A Spicey Neighborhood
By Don Rittner


There's been much talk lately about the former Little Italy section of Troy. I remember it well since I grew up there. Congress Street, Third to Fifth Avenue, partially up Ferry Street, and running south to South Troy, is the original Little Italy.

My favorite section was around Havermans Avenue, a little enclave of 3 or 4 streets nestled against Mt Ida. We walked there each day to visit Sherry Everson and her sister. You could smell garlic and sauce boiling everywhere. Little old ladies would hand you buttered Italian bread, or tomatoes, as you walked by without asking. During wintertime, our cardboard sleds, doctored with wax paper, flew down many a slope.

Living in Little Italy meant you attended catholic school. I was sentenced to St Anthony's, a small building on Fifth Avenue, across from the Stanton Brewery. I remember a proud moment when I wrote a perfect "O" in Kindergarten and showed my mother in the schoolyard. In 1956, a new school was built next to St Anthony's church at the corner of Third and State. My cousin Dave and I were altar boys there briefly. The only thing I remember about being at St. Anthony's is visiting Sister Superior once too often.

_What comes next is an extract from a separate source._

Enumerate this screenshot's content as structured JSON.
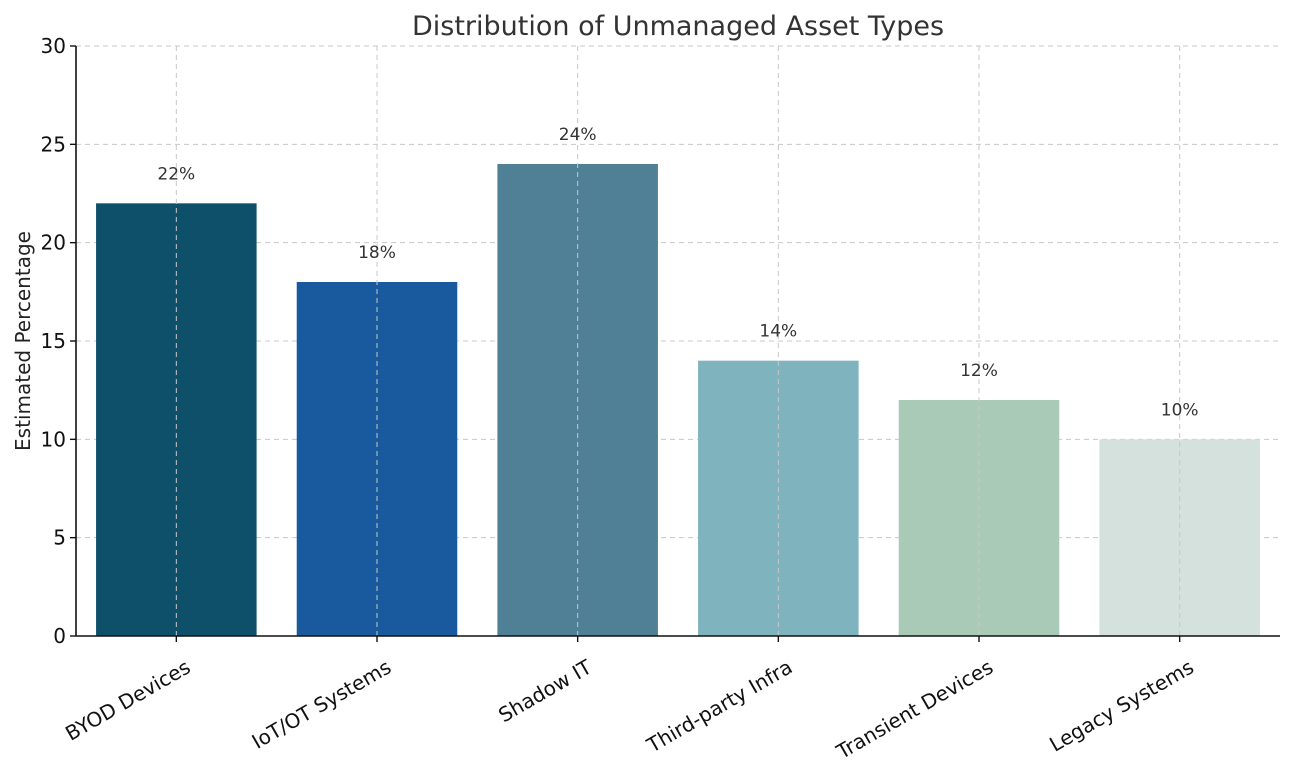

Little Italy had its own gangs, simply groups of kids from specific blocks that hung around and played together. I belonged to the 4th Street gang - several kids that lived on Fourth between Congress and Ferry, and a few we "let in." Linda Kenney, Paul Klink, Dawnie Bauer and her sister Carrie, Gary Taylor, the Jesmains (Kenny, David, and Donnie), Arum Kaprielian, and Sammy Angus, a full blood Cherokee from the King St. area. After catholic school, we attended School 5, now the county office building, tutored by Mrs. Cleary and Ms. Franklin. However, our real education was on Troy's streets.

It was a time when telephone numbers began with Ashley or Bedford, You shopped at olive-smelling grocery stores on the south side of Ferry, bought your meat and fish from Troy Pork, Lavalley's, Helmbolds, Atlantic or Fulton Fish Markets, and baked goods at Stenards. For a dime, you watched two movies and cartoon at the State Theater near the Trojan Hardware. We could always find our parents either at the Senate Tavern, Woodchucks, Parkview, or Custo's.

We all hung out at Marty DiVito's "Archway." Pete Peterson, a muscular black man, to us "Hercules," was our guardian angel. Pete had a white 57 T-Bird always parked in front. Whenever there was trouble, he would literally pick Paul and I up by the back of our necks, deposit us outside, and tell us not to come back in. After the door closed, chairs would start flying. Paul and I would bet a nickel on who would get knifed that day. I also played my first set of drums in the back room, where they had a stage and weekly performers. One trio let me sit in and I was hooked. Years later, playing drums in a rock and roll band helped me finance college.

All of us were poor but we thought that was normal since everyone was poor. In between the rumbles at the Archway, we played "1,2,3, Russian Bulldog," a form of tag in the parking lot between "Doc's Newsroom" and the Army & Navy store. Adults on the block looked out for all of us and we often heard, "I will tell your mother if you don't stop that."

Our daily traditions were eating at the Miami Lunch, Hot Dog Charlie's or the Famous (10 dogs for a buck), and Manory's for their homemade ice cream. We purchased our comic books at Doc's or Joe's Newsroom next to the Famous. They had a wooden Indian in the front. I loved Doc's because he sold "Special" magic novelties. One day I purchased these little exploding sticks and stuck them in my Mother's cigarettes. When she lit one, it blew up in her face and I couldn't stop laughing. She chased me around the house for a good 15 minutes before I made it out the door.

Not all memories are pleasant. I remember my babysitter getting stabbed at the Miami Lunch and bleed to death on the pavement. I was awakened one morning by my five-year old sister Sandy standing in front of me - on fire. I extinguished the flames with my hands, but she died a month later from complications. Sammy Angus and Donnie Jesmain also died way to young.

The remaining 4th Street gang members are doing just fine and several of them bowl together on Saturday nights. Me? I'm just trying to put this stuff on paper. Memories are all we have of the place called Little Italy.